Shah Anjay P, Snead William, Daga Anshul, Uddin Rayon, Adiyeke Esra, Loftus Tyler J, Bihorac Azra, Ren Yuanfang, Ozrazgat-Baslanti Tezcan
Intelligent Clinical Care Center, University of Florida, Gainesville, FL, USA.
Division of Nephrology, Hypertension, and Renal Transplantation, Department of Medicine, University of Florida College of Medicine, Gainesville, FL, USA.
J Nephrol. 2025 Jan;38(1):75-85. doi: 10.1007/s40620-024-02080-w. Epub 2024 Sep 16.
Acute kidney injury (AKI) is a multifaceted disease characterized by diverse clinical presentations and mechanisms. Advances in artificial intelligence have propelled the identification of AKI subphenotypes, enhancing our capacity to customize treatments and predict disease trajectories.
We conducted a systematic review of the literature from 2017 to 2022, focusing on studies that utilized machine learning techniques to identify AKI subphenotypes in adult patients. Data were extracted regarding patient demographics, clustering methodologies, discriminators, and validation efforts from selected studies.
The review highlights significant variability in subphenotype identification across different populations. All studies utilized clinical data such as comorbidities and laboratory variables to group patients. Two studies incorporated biomarkers of endothelial activation and inflammation into the clinical data to identify subphenotypes. The primary discriminators were comorbidities and laboratory trajectories. The association of AKI subphenotypes with mortality, renal recovery and treatment response was heterogeneous across studies. The use of diverse clustering techniques contributed to variability, complicating the application of findings across different patient populations.

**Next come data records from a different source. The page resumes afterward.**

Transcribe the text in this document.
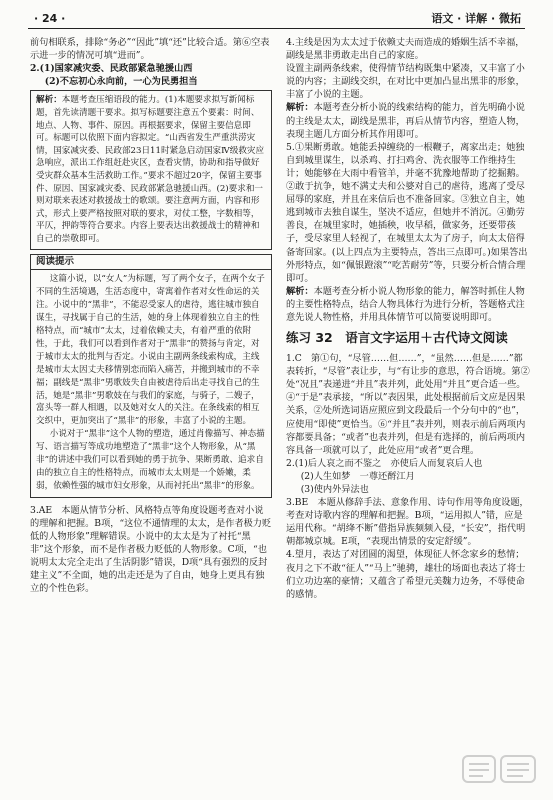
· 24 ·	语文 · 详解 · 微拓

前句相联系，排除“务必”“因此”填“还”比较合适。第⑥空表示进一步的情况可填“进而”。

2.(1)国家减灾委、民政部紧急驰援山西

(2)不忘初心永向前，一心为民勇担当

解析：本题考查压缩语段的能力。(1)本题要求拟写新闻标题，首先读清题干要求。拟写标题要注意五个要素：时间、地点、人物、事件、原因。再根据要求，保留主要信息即可。标题可以依照下面内容拟定。“山西省发生严重洪涝灾情，国家减灾委、民政部23日11时紧急启动国家Ⅳ级救灾应急响应，派出工作组赶赴灾区，查看灾情，协助和指导做好受灾群众基本生活救助工作。”要求不超过20字，保留主要事件、原因、国家减灾委、民政部紧急驰援山西。(2)要求和一则对联来表述对救援战士的歌颂。要注意两方面，内容和形式，形式上要严格按照对联的要求，对仗工整，字数相等，平仄，押韵等符合要求。内容上要表达出救援战士的精神和自己的崇敬即可。
阅读提示

这篇小说，以“女人”为标题，写了两个女子，在两个女子不同的生活境遇，生活态度中，寄寓着作者对女性命运的关注。小说中的“黑非”，不能忍受家人的虐待，逃往城市独自谋生，寻找属于自己的生活，她的身上体现着独立自主的性格特点，而“城市”太太，过着依赖丈夫，有着严重的依附性，于此，我们可以看到作者对于“黑非”的赞扬与肯定，对于城市太太的批判与否定。小说由主副两条线索构成，主线是城市太太因丈夫移情别恋而陷入痛苦，并搬到城市的不幸福；副线是“黑非”男歌妓失自由被虐待后出走寻找自己的生活，她是“黑非”男歌妓在与我们的家庭，与骑子，二嫂子，富头等一群人相遇，以及她对女人的关注。在条线索的相互交织中，更加突出了“黑非”的形象，丰富了小说的主题。

小说对于“黑非”这个人物的塑造，通过肖像描写、神态描写、语言描写等成功地塑造了“黑非”这个人物形象，从“黑非”的讲述中我们可以看到她的勇于抗争、果断勇敢、追求自由的独立自主的性格特点，而城市太太则是一个娇嫩，柔弱，依赖性强的城市妇女形象，从而衬托出“黑非”的形象。

3.AE　本题从情节分析、风格特点等角度设题考查对小说的理解和把握。B项，“这位不通情理的太太，是作者极力贬低的人物形象”理解错误。小说中的太太是为了衬托“黑非”这个形象，而不是作者极力贬低的人物形象。C项，“也说明太太完全走出了生活阴影”错误，D项“具有强烈的反封建主义”不全面，她的出走还是为了自由，她身上更具有独立的个性色彩。

4.主线是因为太太过于依赖丈夫而造成的婚姻生活不幸福，副线是黑非勇敢走出自己的家庭。

设置主副两条线索，使得情节结构既集中紧凑，又丰富了小说的内容；主副线交织，在对比中更加凸显出黑非的形象，丰富了小说的主题。

解析：本题考查分析小说的线索结构的能力，首先明确小说的主线是太太，副线是黑非，再后从情节内容，塑造人物，表现主题几方面分析其作用即可。

5.①果断勇敢。她能丢掉缠绕的一根鞭子，离家出走；她独自到城里谋生，以杀鸡、打扫鸡舍、洗衣服等工作维持生计；她能够在大雨中看管羊，并毫不犹豫地帮助了挖掘鹅。②敢于抗争，她不满丈夫和公婆对自己的虐待，逃离了受尽屈辱的家庭，并且在来信后也不准备回家。③独立自主，她逃到城市去独自谋生，坚决不适应，但她并不消沉。④勤劳善良，在城里家时，她插秧，收早稻，做家务，还要带孩子，受尽家里人轻视了，在城里太太为了房子，向太太倍得备寄回家。(以上四点为主要特点，答出三点即可。)如果答出外形特点，如“佩银蹬滚”“吃苦耐劳”等，只要分析合情合理即可。

解析：本题考查分析小说人物形象的能力，解答时抓住人物的主要性格特点，结合人物具体行为进行分析，答题格式注意先说人物性格，并用具体情节可以简要说明即可。

练习 32　语言文字运用＋古代诗文阅读

1.C　第①句，“尽管……但……”，“虽然……但是……”都表转折，“尽管”表让步，与“有让步的意思，符合语境。第②处“况且”表递进“并且”表并列，此处用“并且”更合适一些。④“于是”表承接，“所以”表因果，此处根据前后文应是因果关系，②处所选词语应照应到文段最后一个分句中的“也”，应使用“即使”更恰当。⑥“并且”表并列，则表示前后两项内容都要具备；“或者”也表并列，但是有选择的，前后两项内容具备一项就可以了，此处应用“或者”更合理。

2.(1)后人哀之而不鉴之　亦使后人而复哀后人也

(2)人生如梦　一尊还酹江月

(3)使内外异法也

3.BE　本题从修辞手法、意象作用、诗句作用等角度设题，考查对诗歌内容的理解和把握。B项，“运用拟人”错，应是运用代称。“胡绛不断”借指异族频频入侵，“长安”，指代明朝都城京城。E项，“表现出情景的安定舒缓”。

4.望月，表达了对团圆的渴望，体现征人怀念家乡的愁情；夜月之下不敢“征人”“马上”驰骋，雄壮的场面也表达了将士们立功边塞的豪情；又蕴含了希望元美魏力边务，不辱使命的感情。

Identifying AKI subphenotypes enables clinicians to better understand and manage individual patient trajectories. Future research should focus on validating these phenotypes in larger, more diverse cohorts to enhance their clinical applicability and support personalized medicine in AKI management.
急性肾损伤(AKI)是一种多方面的疾病,具有多种临床表现和机制。人工智能的进展推动了AKI亚表型的识别,提高了我们定制治疗方案和预测疾病发展轨迹的能力。
我们对2017年至2022年的文献进行了系统综述,重点关注利用机器学习技术识别成年患者AKI亚表型的研究。从选定的研究中提取了有关患者人口统计学、聚类方法、鉴别因素和验证工作的数据。
该综述强调了不同人群中亚表型识别的显著差异。所有研究都利用合并症和实验室变量等临床数据对患者进行分组。两项研究将内皮激活和炎症的生物标志物纳入临床数据以识别亚表型。主要鉴别因素是合并症和实验室指标变化轨迹。在不同研究中,AKI亚表型与死亡率、肾脏恢复和治疗反应之间的关联存在差异。使用多种聚类技术导致了差异,使得研究结果在不同患者群体中的应用变得复杂。
识别AKI亚表型使临床医生能够更好地理解和管理个体患者的疾病发展轨迹。未来的研究应侧重于在更大、更多样化的队列中验证这些表型,以提高其临床适用性,并支持AKI管理中的个性化医疗。